Adam squared his shoulders.
“I don’t know, Vic. Maybe if you’d spent some more time on arts and crafts you wouldn’t hate your own creations so much.”
Victor stiffened.
“That’s it, right?” Adam pressed.
He watched as Victor’s dark gaze travelled up him, lingering on the places beneath Adam’s clothing where the stitches lay. The pieces of Adam clustered together from everything that the esteemed Doctor Victor Frank had once thought ideal.
“You were supposed to be my perfect thing,” Victor said. He picked the quilt up off the bed, folding it with care. “I know it’s my fault,” he added, with a small bitter sort of smile, “for not stitching you together well enough. But I bloody well tried, alright? You don’t have to be a dick about it.”

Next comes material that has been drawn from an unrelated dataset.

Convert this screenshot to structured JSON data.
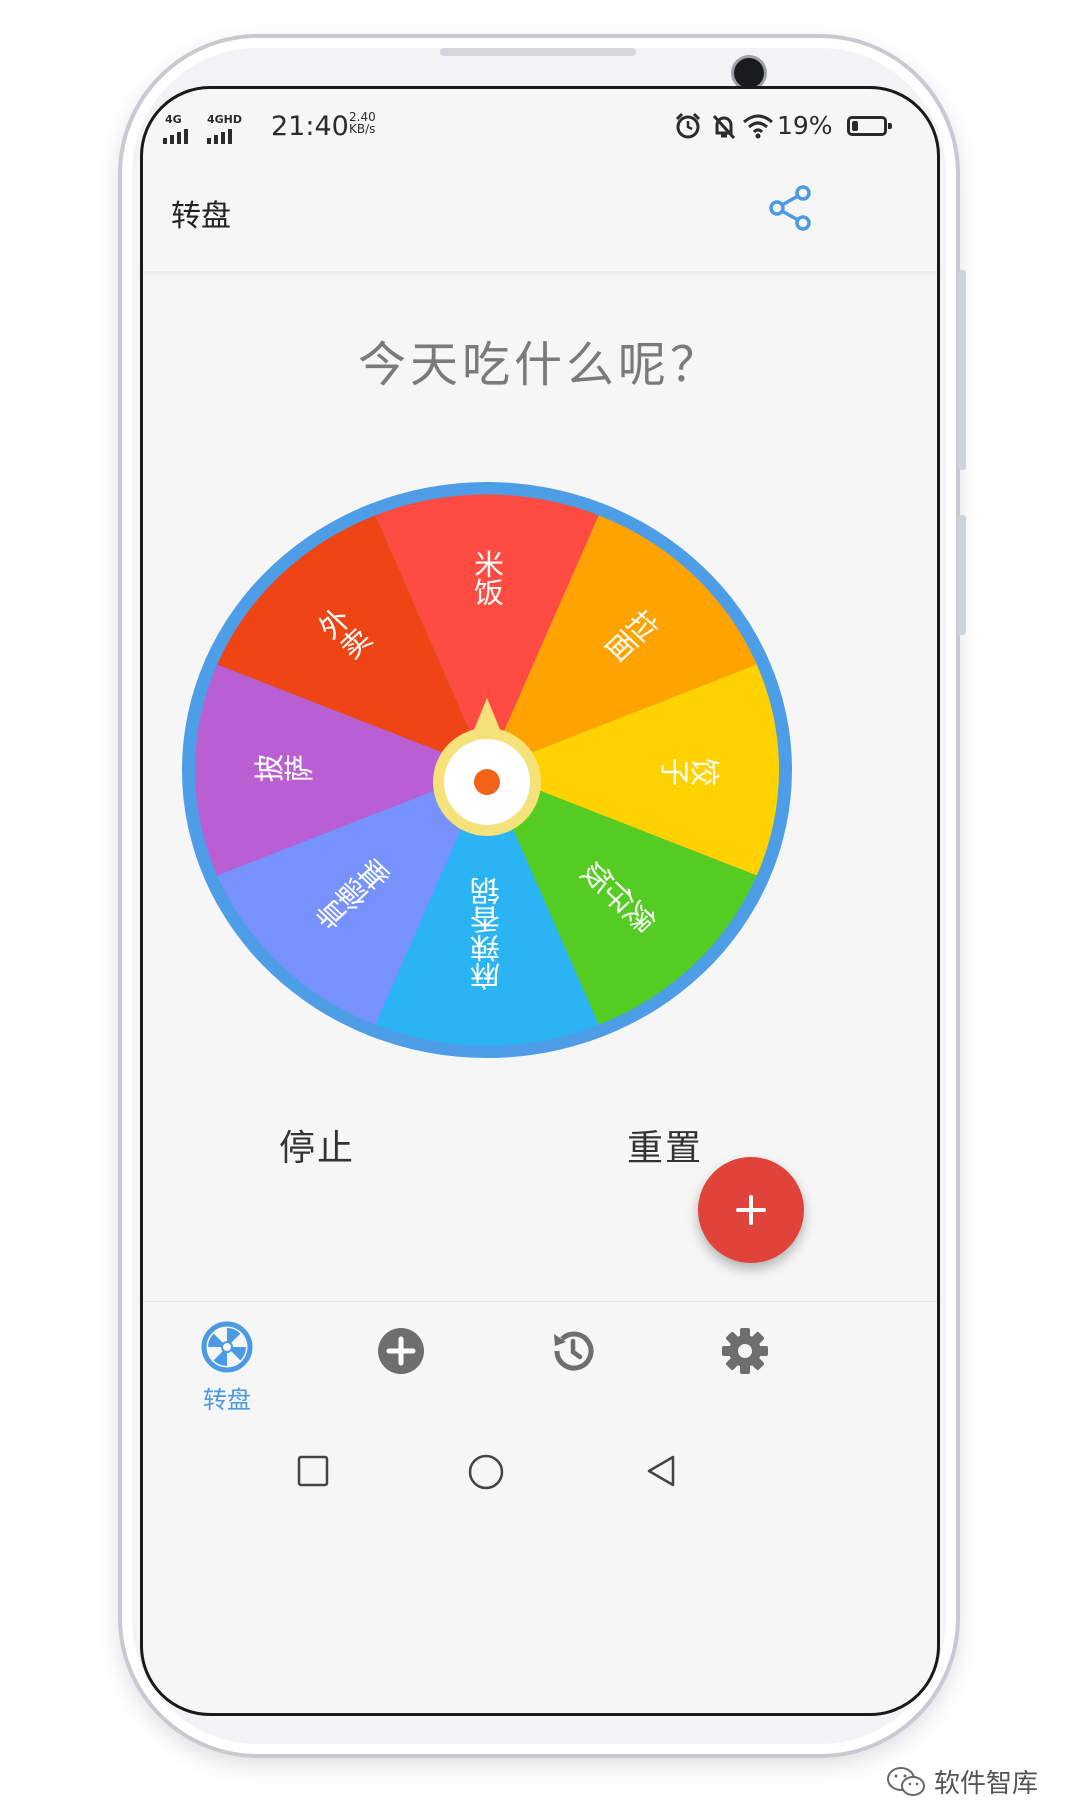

“That’s not—” That wasn’t why he’d made the quilt. Did Victor really think Adam had done this to rub it in his face or something? “I didn’t mean—you started—I like the quilt.”

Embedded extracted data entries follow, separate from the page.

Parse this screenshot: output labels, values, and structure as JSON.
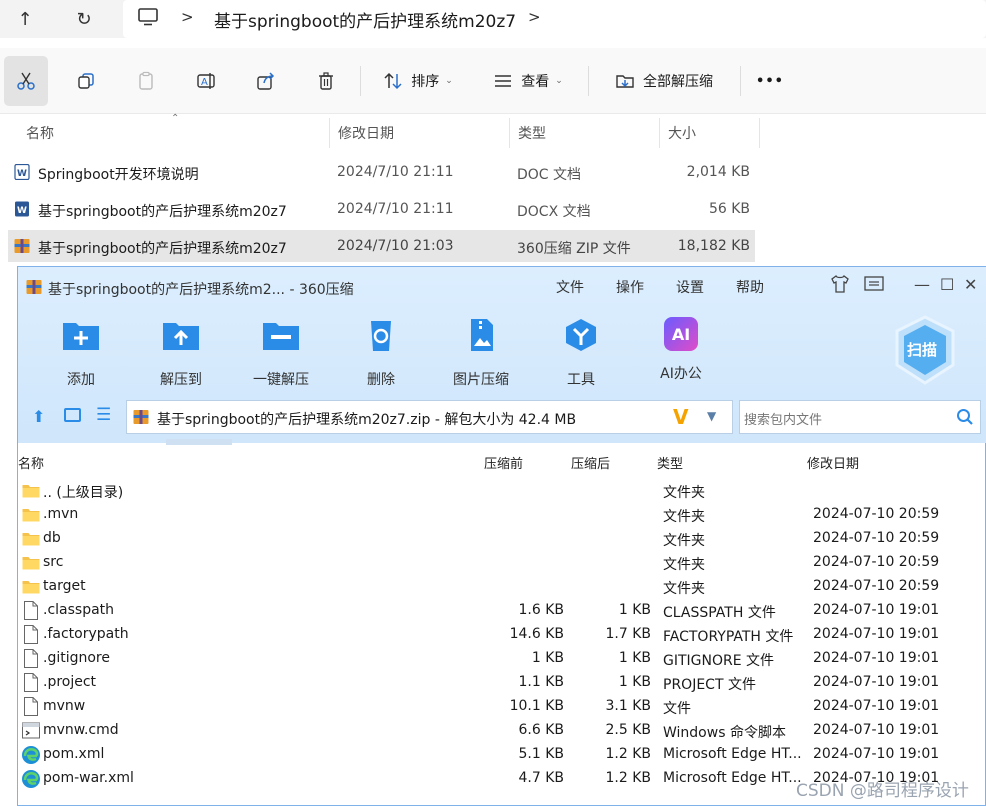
{
  "address": {
    "path": "基于springboot的产后护理系统m20z7"
  },
  "toolbar": {
    "sort_label": "排序",
    "view_label": "查看",
    "extract_all_label": "全部解压缩",
    "more_label": "•••"
  },
  "explorer_columns": {
    "name": "名称",
    "modified": "修改日期",
    "type": "类型",
    "size": "大小"
  },
  "explorer_files": [
    {
      "name": "Springboot开发环境说明",
      "modified": "2024/7/10 21:11",
      "type": "DOC 文档",
      "size": "2,014 KB",
      "icon": "word-doc-icon"
    },
    {
      "name": "基于springboot的产后护理系统m20z7",
      "modified": "2024/7/10 21:11",
      "type": "DOCX 文档",
      "size": "56 KB",
      "icon": "word-docx-icon"
    },
    {
      "name": "基于springboot的产后护理系统m20z7",
      "modified": "2024/7/10 21:03",
      "type": "360压缩 ZIP 文件",
      "size": "18,182 KB",
      "icon": "zip-archive-icon"
    }
  ],
  "zip_window": {
    "title": "基于springboot的产后护理系统m2... - 360压缩",
    "menu": [
      "文件",
      "操作",
      "设置",
      "帮助"
    ],
    "tools": [
      "添加",
      "解压到",
      "一键解压",
      "删除",
      "图片压缩",
      "工具",
      "AI办公"
    ],
    "scan_label": "扫描",
    "ai_label": "AI",
    "address_text": "基于springboot的产后护理系统m20z7.zip - 解包大小为 42.4 MB",
    "search_placeholder": "搜索包内文件",
    "columns": {
      "name": "名称",
      "compressed_before": "压缩前",
      "compressed_after": "压缩后",
      "type": "类型",
      "modified": "修改日期"
    },
    "rows": [
      {
        "name": ".. (上级目录)",
        "before": "",
        "after": "",
        "type": "文件夹",
        "modified": "",
        "icon": "folder"
      },
      {
        "name": ".mvn",
        "before": "",
        "after": "",
        "type": "文件夹",
        "modified": "2024-07-10 20:59",
        "icon": "folder"
      },
      {
        "name": "db",
        "before": "",
        "after": "",
        "type": "文件夹",
        "modified": "2024-07-10 20:59",
        "icon": "folder"
      },
      {
        "name": "src",
        "before": "",
        "after": "",
        "type": "文件夹",
        "modified": "2024-07-10 20:59",
        "icon": "folder"
      },
      {
        "name": "target",
        "before": "",
        "after": "",
        "type": "文件夹",
        "modified": "2024-07-10 20:59",
        "icon": "folder"
      },
      {
        "name": ".classpath",
        "before": "1.6 KB",
        "after": "1 KB",
        "type": "CLASSPATH 文件",
        "modified": "2024-07-10 19:01",
        "icon": "file"
      },
      {
        "name": ".factorypath",
        "before": "14.6 KB",
        "after": "1.7 KB",
        "type": "FACTORYPATH 文件",
        "modified": "2024-07-10 19:01",
        "icon": "file"
      },
      {
        "name": ".gitignore",
        "before": "1 KB",
        "after": "1 KB",
        "type": "GITIGNORE 文件",
        "modified": "2024-07-10 19:01",
        "icon": "file"
      },
      {
        "name": ".project",
        "before": "1.1 KB",
        "after": "1 KB",
        "type": "PROJECT 文件",
        "modified": "2024-07-10 19:01",
        "icon": "file"
      },
      {
        "name": "mvnw",
        "before": "10.1 KB",
        "after": "3.1 KB",
        "type": "文件",
        "modified": "2024-07-10 19:01",
        "icon": "file"
      },
      {
        "name": "mvnw.cmd",
        "before": "6.6 KB",
        "after": "2.5 KB",
        "type": "Windows 命令脚本",
        "modified": "2024-07-10 19:01",
        "icon": "cmd"
      },
      {
        "name": "pom.xml",
        "before": "5.1 KB",
        "after": "1.2 KB",
        "type": "Microsoft Edge HT...",
        "modified": "2024-07-10 19:01",
        "icon": "edge"
      },
      {
        "name": "pom-war.xml",
        "before": "4.7 KB",
        "after": "1.2 KB",
        "type": "Microsoft Edge HT...",
        "modified": "2024-07-10 19:01",
        "icon": "edge"
      }
    ]
  },
  "watermark": "CSDN @路司程序设计",
  "colors": {
    "zip_accent": "#2b8ce8",
    "selection": "#e6e6e6",
    "folder": "#f5c24b"
  }
}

Victor scoffed. “Do you know what you get when you put together things that no one else wants? Something that no one else wants. If they did, you wouldn’t be here, would you?”
The room felt airless.
Adam reached to take the quilt from Victor, because he clearly didn’t think it was worth anything, or at least not worth enough. To Victor, the quilt could only be a broken thing making some lame attempt at pretending otherwise, couldn’t it? He couldn’t see the love of making, of creating, anything anymore.
Adam’s ears were ringing.
Victor shifted the quilt out of reach.
“Would you?” he repeated. “You’d leave me in a heartbeat if you could. Even after everything I’ve done for you.”
“And what about you!?” Everything in Adam wanted to crumple, to retreat, to mutter apologies until he didn’t even know what he was apologising for anymore except for – well, everything. “As if you’d still be here if you hadn’t made me this.”
Victor’s silence smothered every corner of the room.
They’d met before the accident, Adam had seen the pictures and heard stories, but he couldn’t remember any of it.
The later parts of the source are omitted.